When Weather Wins

A few stray blooms amid the snow and ice

Holidays Happen When They Happen

After a week of snowy gardens and icy roads, the rain comes as a very welcome relief. After stir crazy days of not being able to safely take a step outside without slipping, just walking peacefully in the gentle drizzle feels like a lovely luxury. Though various weather events once again prevented our family Solstice and Christmas celebrations, everything remains ready for the time when we actually do get together as a family. For now, there’s lots of gleaning to do, especially of firewood; broken branches are everywhere, even here in town. My tucked-away little neighborhood is littered with blow down from the recent wind storms, which also scattered fir cones by the thousands. The roof is not far away in a vintage mobile home, and the fir cone barrage just a few feet above our heads woke us up with a start each time the wild winds roared through.
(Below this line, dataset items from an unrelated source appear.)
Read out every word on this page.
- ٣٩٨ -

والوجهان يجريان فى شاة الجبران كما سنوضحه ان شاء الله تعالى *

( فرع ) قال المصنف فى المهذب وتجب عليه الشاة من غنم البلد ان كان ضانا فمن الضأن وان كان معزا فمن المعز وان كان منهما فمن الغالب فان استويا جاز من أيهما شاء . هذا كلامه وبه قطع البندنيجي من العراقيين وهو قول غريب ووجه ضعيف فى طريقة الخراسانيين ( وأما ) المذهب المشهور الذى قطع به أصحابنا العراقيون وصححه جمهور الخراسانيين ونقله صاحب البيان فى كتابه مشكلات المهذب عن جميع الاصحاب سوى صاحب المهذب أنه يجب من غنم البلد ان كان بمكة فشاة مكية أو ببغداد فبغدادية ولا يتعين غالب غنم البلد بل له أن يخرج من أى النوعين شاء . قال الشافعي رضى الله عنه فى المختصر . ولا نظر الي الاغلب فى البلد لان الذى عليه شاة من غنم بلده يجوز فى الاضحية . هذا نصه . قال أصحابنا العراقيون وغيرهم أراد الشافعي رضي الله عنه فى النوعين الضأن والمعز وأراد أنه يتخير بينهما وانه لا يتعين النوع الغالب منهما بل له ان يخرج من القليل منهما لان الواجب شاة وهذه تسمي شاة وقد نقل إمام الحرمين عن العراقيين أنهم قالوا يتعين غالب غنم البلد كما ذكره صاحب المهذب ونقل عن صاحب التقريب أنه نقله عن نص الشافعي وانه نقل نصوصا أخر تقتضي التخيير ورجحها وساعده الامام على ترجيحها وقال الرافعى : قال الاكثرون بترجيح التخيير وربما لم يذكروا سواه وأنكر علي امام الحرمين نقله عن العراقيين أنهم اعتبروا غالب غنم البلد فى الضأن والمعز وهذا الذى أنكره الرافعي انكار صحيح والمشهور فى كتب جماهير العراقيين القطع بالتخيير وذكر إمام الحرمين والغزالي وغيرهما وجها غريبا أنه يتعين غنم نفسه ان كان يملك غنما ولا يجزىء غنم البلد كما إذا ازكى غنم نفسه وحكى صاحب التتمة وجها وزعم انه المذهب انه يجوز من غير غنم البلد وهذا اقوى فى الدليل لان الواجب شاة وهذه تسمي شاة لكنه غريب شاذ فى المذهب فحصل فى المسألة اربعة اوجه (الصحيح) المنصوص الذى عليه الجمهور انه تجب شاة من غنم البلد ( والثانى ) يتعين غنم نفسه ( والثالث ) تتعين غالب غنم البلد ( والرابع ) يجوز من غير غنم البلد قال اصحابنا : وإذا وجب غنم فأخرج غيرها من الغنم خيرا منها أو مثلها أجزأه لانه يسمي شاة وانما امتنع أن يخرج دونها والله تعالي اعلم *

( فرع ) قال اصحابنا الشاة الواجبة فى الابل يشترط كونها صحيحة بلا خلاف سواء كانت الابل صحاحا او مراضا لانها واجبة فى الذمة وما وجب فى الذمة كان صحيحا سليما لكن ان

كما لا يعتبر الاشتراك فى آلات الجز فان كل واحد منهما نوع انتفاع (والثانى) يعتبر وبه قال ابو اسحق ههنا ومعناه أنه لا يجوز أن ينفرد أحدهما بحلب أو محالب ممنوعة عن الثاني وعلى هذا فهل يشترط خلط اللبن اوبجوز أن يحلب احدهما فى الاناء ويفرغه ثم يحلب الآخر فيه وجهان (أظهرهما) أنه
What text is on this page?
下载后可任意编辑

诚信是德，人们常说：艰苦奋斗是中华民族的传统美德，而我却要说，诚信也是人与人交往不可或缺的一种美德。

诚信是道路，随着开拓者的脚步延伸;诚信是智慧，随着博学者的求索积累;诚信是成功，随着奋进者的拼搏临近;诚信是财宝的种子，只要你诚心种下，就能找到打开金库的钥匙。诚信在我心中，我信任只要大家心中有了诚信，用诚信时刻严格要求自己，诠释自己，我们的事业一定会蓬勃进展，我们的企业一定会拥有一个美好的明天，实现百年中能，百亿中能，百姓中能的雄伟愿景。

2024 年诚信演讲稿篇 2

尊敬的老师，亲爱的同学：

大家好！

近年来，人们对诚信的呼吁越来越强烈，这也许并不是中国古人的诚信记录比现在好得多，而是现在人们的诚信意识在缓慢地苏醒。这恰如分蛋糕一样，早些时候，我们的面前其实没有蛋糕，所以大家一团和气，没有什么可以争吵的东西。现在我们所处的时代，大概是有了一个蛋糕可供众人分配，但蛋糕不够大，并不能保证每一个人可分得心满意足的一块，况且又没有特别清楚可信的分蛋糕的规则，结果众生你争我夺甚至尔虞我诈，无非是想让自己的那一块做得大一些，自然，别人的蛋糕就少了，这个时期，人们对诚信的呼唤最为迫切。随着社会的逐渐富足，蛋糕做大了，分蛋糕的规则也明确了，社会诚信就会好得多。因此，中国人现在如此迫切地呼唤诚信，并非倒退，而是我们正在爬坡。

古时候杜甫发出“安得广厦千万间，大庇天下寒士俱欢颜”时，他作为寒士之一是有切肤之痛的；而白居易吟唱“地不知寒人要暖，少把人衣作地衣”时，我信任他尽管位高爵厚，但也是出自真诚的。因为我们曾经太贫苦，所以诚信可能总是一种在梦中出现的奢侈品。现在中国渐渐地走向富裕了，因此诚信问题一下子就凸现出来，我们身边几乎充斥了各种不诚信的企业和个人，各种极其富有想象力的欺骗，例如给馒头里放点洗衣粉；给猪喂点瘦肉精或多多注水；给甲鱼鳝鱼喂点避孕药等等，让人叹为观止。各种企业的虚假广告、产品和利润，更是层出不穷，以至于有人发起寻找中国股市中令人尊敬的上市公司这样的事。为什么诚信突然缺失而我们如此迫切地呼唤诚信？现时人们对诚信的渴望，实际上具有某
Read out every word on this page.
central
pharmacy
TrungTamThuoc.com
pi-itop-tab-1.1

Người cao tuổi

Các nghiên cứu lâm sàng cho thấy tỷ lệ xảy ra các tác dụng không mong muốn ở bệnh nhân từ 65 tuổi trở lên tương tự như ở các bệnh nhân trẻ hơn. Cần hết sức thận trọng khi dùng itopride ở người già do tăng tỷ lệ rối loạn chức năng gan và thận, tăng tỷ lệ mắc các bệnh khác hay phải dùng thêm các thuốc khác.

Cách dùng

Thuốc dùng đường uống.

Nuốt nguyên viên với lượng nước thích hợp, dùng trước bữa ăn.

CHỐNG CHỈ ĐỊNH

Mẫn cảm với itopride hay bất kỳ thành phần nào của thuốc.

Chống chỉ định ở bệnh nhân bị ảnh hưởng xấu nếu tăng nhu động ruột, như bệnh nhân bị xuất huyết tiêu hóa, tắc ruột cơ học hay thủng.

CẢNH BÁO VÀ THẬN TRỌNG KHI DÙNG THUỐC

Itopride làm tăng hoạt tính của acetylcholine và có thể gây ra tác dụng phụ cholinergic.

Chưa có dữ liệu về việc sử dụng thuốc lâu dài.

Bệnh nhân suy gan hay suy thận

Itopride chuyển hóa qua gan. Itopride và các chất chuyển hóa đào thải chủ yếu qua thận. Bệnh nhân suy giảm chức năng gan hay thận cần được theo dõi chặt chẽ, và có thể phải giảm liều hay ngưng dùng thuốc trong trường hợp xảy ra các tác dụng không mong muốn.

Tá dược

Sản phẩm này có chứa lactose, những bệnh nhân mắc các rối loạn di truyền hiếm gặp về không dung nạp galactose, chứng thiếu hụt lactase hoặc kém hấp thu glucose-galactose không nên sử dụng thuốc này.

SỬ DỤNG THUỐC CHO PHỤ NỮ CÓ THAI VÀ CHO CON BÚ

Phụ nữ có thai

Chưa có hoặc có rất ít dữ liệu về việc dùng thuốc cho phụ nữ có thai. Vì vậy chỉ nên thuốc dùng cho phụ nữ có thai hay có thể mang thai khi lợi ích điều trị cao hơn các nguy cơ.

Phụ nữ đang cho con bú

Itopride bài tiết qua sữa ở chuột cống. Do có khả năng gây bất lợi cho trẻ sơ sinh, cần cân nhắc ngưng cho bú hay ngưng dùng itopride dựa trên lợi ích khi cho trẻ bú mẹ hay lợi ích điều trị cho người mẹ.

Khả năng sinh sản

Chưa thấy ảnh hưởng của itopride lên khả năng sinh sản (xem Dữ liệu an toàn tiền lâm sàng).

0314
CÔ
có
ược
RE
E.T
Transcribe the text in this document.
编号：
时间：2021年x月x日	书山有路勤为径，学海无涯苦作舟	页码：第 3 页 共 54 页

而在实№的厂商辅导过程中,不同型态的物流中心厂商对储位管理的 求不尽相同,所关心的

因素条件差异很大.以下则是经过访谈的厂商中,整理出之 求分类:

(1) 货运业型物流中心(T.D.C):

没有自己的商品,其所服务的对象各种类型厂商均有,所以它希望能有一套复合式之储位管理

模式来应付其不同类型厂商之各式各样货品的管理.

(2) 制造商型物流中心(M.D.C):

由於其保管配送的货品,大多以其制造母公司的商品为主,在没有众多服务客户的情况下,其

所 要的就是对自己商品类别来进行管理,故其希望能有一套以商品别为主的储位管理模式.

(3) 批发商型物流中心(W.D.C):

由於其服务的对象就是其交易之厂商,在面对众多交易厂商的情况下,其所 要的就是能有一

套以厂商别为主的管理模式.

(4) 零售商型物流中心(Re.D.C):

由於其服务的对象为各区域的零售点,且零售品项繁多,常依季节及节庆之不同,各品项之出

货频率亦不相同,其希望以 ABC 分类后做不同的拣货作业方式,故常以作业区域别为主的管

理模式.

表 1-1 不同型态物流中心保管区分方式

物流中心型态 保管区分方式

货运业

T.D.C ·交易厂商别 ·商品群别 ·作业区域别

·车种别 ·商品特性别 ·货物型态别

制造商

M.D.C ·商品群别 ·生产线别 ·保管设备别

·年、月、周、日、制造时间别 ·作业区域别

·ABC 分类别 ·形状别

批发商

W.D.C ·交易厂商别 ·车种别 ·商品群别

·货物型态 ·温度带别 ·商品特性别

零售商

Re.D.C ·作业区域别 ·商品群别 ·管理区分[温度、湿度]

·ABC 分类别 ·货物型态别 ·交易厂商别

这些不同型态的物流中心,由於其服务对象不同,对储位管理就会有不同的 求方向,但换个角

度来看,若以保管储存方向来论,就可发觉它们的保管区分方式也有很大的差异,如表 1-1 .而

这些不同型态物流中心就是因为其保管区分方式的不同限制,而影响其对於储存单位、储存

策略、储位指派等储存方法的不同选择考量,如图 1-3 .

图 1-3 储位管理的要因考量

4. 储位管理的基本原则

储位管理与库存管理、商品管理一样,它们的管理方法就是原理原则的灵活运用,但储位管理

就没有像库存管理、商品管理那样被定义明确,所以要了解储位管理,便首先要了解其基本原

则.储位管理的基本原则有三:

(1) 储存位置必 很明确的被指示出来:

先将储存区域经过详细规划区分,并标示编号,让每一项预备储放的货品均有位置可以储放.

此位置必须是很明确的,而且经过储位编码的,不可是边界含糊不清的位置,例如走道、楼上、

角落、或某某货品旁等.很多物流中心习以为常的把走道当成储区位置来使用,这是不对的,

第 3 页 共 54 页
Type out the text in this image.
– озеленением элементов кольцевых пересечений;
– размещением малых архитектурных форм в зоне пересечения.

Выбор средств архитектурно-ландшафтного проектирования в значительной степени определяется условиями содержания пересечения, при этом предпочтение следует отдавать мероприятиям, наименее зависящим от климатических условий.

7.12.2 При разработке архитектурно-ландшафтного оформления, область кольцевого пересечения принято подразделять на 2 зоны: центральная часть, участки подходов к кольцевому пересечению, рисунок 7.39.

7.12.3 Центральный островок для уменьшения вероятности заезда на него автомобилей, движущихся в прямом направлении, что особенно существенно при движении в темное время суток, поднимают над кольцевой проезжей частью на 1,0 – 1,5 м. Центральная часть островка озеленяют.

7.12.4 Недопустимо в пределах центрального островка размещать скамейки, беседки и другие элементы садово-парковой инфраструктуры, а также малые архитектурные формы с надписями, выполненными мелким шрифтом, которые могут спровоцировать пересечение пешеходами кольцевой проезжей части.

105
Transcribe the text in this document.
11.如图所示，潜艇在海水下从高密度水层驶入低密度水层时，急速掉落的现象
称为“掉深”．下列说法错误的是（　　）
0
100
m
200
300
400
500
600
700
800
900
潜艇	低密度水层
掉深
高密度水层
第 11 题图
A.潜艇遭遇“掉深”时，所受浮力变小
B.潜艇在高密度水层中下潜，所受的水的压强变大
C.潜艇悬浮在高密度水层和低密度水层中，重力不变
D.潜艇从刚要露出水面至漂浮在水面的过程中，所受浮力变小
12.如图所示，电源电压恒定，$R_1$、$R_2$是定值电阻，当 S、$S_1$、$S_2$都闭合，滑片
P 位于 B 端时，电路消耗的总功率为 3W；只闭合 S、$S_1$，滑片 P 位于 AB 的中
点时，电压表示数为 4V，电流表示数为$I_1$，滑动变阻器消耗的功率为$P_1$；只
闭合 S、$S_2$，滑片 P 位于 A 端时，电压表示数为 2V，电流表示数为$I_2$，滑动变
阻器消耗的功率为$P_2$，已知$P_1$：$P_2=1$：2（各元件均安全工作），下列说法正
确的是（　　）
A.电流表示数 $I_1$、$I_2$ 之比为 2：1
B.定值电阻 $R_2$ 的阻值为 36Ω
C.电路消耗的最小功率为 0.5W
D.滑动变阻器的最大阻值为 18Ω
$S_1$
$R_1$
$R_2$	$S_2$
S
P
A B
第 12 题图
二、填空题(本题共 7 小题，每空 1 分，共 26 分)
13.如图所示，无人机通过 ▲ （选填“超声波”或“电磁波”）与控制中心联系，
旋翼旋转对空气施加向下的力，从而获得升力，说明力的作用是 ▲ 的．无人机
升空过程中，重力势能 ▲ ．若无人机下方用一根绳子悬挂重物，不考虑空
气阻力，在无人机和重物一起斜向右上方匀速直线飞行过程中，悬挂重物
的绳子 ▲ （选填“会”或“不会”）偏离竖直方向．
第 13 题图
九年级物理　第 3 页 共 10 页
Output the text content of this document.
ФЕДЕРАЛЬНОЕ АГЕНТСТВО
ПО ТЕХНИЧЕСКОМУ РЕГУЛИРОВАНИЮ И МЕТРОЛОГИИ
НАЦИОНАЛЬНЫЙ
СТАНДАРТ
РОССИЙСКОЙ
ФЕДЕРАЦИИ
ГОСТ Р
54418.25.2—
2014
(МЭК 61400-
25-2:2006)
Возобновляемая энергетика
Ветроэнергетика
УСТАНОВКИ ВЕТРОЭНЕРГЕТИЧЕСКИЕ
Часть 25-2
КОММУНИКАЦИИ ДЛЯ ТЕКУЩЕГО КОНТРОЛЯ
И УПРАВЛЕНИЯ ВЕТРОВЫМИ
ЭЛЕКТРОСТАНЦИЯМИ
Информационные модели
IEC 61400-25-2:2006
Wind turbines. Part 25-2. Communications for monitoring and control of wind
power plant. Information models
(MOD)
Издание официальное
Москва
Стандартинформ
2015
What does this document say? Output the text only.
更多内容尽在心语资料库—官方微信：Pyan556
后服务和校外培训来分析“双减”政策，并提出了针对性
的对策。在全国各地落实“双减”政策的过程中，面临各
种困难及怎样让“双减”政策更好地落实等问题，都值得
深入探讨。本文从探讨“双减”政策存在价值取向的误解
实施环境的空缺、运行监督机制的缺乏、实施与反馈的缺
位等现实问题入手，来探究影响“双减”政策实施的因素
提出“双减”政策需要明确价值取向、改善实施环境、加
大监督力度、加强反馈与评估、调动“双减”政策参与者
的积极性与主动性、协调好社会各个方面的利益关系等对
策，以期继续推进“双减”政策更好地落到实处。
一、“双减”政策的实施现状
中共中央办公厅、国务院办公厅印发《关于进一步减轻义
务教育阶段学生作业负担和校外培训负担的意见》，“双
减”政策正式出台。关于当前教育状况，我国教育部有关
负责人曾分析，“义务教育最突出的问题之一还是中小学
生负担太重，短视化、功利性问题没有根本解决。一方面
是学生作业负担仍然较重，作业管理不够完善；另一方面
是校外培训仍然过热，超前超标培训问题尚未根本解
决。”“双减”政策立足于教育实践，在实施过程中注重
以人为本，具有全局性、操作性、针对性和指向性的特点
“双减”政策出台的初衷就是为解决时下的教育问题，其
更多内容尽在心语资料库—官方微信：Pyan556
As the ice melts off, the birds are thrilled to be able to find seeds and bugs again, tossing leaves and shreds of former flowers about as they hunt for tidbits. As I pulled out spent kale and broccoli plants, robins fluttered down to find sleepy worms left exposed by my uprooting. Usually I leave the greens a lot longer, but this year, the wild swings of temperature, drought and moisture left plants unusually vulnerable to pests. As I tugged up the tilting plants, whiteflies scattered like tiny snowflakes from the tattered foliage, which was already studded with eggs. Little flocks of chickadees were on it in a flash, hopping cheerfully about and gobbling down the pesky whiteflies with relish. To give the garden plot a rest, I’ll plant more herbs to make a pollinator patch that won’t offer whitefly or cabbage moths any support. Lavender and bee balm, chives and dill, cilantro and rosemary, catnip and catmint, thyme and basil are all beneficial for lots of pollinators and repellant to whitefly, besides being beautiful, fragrant and useful.

Vanilla Sweetgrass

I’m also making room to develop a patch of sweetgrass, which is or used to be native here, among many other places. I’m seeking starts to make a little colony which I’ll be able to share as the clumps spread. Native gatherers pull tufts from the outside of thriving clumps, a practice which has been shown to stimulate new growth in sweetgrass. That’s not too surprising, as it’s also a good way to get many types of clumping grasses and various ground cover plants to proliferate; tug off bits of New Zealand Brass Buttons or Creeping Jenny, etc. and replant them elsewhere, and the original plant will soon thicken up and spread once again, even as the new plantings do the same thing.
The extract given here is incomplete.